One aspect in my practice that I have always been proud of is the fact that I have never pushed anyone to file for divorce when I believed that a divorce was not in their best interests. I have met with some younger married spouses, disillusioned by petty arguments. and disagreements over finances, and I have often referred them first to see a marriage counselor or a financial planner to try and sort out the immediate stressful issue, and to work to preserve the marriage. In other words, a good Family Lawyer makes a good assessments of a family, and counsels clients correctly and carefully.
Today, I write with a good reason to consider starting a divorce as soon as is possible, for couples that need to separate and divorce for appropriate reasons. The new tax bill recently signed into law has created some tax advantages for some taxpayers, but for couples divorcing the long-established ability to deduct spousal maintenance payments ( also known as alimony in some states) is being ended.

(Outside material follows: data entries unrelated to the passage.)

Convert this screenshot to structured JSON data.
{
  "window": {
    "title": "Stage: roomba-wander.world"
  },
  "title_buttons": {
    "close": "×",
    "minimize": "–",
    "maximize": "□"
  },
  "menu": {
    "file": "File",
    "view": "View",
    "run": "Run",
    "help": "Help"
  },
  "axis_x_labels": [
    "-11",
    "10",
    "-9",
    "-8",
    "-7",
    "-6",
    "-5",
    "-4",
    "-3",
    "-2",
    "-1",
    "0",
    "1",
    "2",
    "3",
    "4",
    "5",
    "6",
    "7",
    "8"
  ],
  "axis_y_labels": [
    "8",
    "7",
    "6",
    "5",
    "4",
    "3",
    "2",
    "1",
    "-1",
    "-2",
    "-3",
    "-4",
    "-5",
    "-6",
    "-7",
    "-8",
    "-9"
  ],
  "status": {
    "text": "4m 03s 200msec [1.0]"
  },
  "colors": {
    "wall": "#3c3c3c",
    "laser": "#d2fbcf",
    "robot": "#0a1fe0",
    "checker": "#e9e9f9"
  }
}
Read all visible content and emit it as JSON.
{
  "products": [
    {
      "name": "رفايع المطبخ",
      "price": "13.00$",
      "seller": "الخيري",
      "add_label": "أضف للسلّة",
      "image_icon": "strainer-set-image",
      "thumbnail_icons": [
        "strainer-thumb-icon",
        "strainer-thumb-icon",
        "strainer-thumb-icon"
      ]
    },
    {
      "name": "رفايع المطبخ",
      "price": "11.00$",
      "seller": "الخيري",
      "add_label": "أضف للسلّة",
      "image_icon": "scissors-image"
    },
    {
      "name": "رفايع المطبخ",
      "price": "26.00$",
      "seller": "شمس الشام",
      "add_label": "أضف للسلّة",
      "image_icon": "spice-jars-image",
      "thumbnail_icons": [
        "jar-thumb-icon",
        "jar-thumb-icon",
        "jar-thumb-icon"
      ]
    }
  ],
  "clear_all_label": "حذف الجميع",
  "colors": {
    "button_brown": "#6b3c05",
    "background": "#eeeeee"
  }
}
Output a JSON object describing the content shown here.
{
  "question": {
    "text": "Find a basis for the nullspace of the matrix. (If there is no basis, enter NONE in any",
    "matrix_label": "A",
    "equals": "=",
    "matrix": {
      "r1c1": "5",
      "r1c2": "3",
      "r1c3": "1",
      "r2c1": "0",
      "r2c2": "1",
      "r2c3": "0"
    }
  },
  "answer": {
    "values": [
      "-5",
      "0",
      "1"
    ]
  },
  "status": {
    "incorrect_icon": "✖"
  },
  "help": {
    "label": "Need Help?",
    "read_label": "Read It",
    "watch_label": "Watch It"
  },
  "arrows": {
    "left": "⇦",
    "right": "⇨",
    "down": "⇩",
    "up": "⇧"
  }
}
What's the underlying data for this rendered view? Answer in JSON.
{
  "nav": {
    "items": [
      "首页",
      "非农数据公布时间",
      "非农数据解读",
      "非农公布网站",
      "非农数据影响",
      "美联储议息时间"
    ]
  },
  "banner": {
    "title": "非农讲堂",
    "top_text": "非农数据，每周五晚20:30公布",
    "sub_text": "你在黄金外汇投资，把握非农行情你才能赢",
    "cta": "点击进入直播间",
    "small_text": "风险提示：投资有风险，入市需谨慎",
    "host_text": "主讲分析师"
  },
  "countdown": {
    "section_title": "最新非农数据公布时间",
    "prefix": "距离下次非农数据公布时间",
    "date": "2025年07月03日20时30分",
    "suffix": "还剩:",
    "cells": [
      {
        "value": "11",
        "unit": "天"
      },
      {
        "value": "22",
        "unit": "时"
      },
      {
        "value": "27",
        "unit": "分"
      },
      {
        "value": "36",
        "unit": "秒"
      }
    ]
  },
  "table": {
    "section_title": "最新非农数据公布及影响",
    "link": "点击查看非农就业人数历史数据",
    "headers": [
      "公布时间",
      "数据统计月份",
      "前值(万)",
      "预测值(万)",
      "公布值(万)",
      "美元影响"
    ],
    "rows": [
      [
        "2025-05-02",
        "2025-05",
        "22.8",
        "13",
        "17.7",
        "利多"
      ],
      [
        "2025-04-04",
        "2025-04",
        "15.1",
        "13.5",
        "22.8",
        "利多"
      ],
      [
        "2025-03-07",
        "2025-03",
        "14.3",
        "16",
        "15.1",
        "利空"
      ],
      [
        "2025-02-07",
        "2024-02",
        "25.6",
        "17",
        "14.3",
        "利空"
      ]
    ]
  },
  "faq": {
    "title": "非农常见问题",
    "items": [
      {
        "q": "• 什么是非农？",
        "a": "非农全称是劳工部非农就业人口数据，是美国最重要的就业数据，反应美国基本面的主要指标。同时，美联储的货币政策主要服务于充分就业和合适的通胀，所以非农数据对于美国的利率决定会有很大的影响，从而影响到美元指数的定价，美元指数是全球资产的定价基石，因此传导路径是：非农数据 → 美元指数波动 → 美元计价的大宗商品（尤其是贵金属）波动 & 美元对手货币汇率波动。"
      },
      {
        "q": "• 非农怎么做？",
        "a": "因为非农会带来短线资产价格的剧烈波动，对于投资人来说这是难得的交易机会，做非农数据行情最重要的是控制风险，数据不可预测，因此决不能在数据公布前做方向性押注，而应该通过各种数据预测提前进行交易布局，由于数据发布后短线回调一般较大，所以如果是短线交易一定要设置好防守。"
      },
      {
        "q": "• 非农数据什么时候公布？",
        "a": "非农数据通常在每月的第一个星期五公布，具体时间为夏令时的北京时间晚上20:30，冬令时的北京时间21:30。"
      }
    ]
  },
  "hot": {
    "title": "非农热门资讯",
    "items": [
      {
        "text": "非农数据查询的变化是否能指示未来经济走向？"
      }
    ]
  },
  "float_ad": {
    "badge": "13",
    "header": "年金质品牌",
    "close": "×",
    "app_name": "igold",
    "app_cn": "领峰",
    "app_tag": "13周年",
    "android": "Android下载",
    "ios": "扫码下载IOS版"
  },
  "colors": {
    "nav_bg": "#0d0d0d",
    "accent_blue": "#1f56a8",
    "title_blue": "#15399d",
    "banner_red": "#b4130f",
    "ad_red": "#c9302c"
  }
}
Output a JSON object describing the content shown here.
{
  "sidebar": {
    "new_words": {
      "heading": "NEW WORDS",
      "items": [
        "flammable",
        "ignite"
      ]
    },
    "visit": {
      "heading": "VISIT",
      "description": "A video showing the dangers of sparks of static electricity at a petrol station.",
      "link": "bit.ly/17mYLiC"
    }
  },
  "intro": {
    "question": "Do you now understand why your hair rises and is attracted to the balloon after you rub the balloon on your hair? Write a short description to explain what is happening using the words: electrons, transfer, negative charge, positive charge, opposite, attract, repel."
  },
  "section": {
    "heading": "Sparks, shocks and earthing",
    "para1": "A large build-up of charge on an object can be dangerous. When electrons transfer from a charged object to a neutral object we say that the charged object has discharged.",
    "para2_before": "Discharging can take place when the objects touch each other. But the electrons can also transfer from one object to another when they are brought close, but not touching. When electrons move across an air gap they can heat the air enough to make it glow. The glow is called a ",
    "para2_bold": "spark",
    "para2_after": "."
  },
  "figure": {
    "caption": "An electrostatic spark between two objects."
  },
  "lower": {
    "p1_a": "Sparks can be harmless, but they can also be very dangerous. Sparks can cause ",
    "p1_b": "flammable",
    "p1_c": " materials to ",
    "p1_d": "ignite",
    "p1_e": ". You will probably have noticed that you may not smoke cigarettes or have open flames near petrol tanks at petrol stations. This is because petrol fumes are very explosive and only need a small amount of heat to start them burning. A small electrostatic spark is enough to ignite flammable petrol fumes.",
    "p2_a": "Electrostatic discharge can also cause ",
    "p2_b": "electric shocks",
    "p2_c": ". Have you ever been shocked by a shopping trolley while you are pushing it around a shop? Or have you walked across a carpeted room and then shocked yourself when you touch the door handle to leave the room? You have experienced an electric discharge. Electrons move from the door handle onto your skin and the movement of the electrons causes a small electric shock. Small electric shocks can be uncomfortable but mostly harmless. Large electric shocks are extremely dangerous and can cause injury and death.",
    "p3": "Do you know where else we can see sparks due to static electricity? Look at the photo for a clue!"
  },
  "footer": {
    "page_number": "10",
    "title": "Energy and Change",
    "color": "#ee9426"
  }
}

Illinois has a new maintenance statute that is a fixed formula for many divorcing parties, and it has always been the case that even with the new formula the tax advantage of the decuctibility of the payments has helped create settlements that work for both parties. My assumption is that when the legislature created the new maintenance statute, the deductibiity of maintenance was a factor in the way the formula was developed. The formula itself is already a bit heavy handed for the payor spouse (child support numbers tend to be lower, maintenance numbers much higher), and now with the loss of deductibility, new approaches will need to be taken in creating equitable support amounts. The excerpt below is from a financial planner’s article:
“Before new tax bill, alimony payments paid to a former spouse were treated as a tax deduction for the payer and income to the recipient. The payer received an above-the-line deduction, which decreased taxable income dollar-for-dollar by the amount paid. The recipient had to include the alimony payments as income, thereby increasing their taxable income by the amount received. As a result, income was often shifted for a recipient in a lower tax bracket, resulting in lower combined taxes paid.
The new rules for the treatment of alimony payments are effective for divorce or separation agreements entered into after Dec. 31, 2018. Under the new tax bill, the tax deduction for alimony payments is eliminated, and recipients no longer need to treat alimony received as taxable income. Some divorce experts worry that this change in alimony taxation will make negotiations tougher and lead to less spousal support. It could also result in higher overall taxes for divorced couples starting in 2019.” @HerWealthBWFM
The moral of the above story is that if a payor spouse is resolute about initiating a divorce, the advantages to doing so sooner, rather than later, may have some significant tax impacts, especially in the case of longer marriages where the additional taxes collected on the income used to pay maintenance could be substantial especially amortized over the number of years of payments under Illinois’ new maintenance formula. Divorces that are completed after December 31 of 2018 will be tax affected differently than those completed within 2018, and potentially more harshly.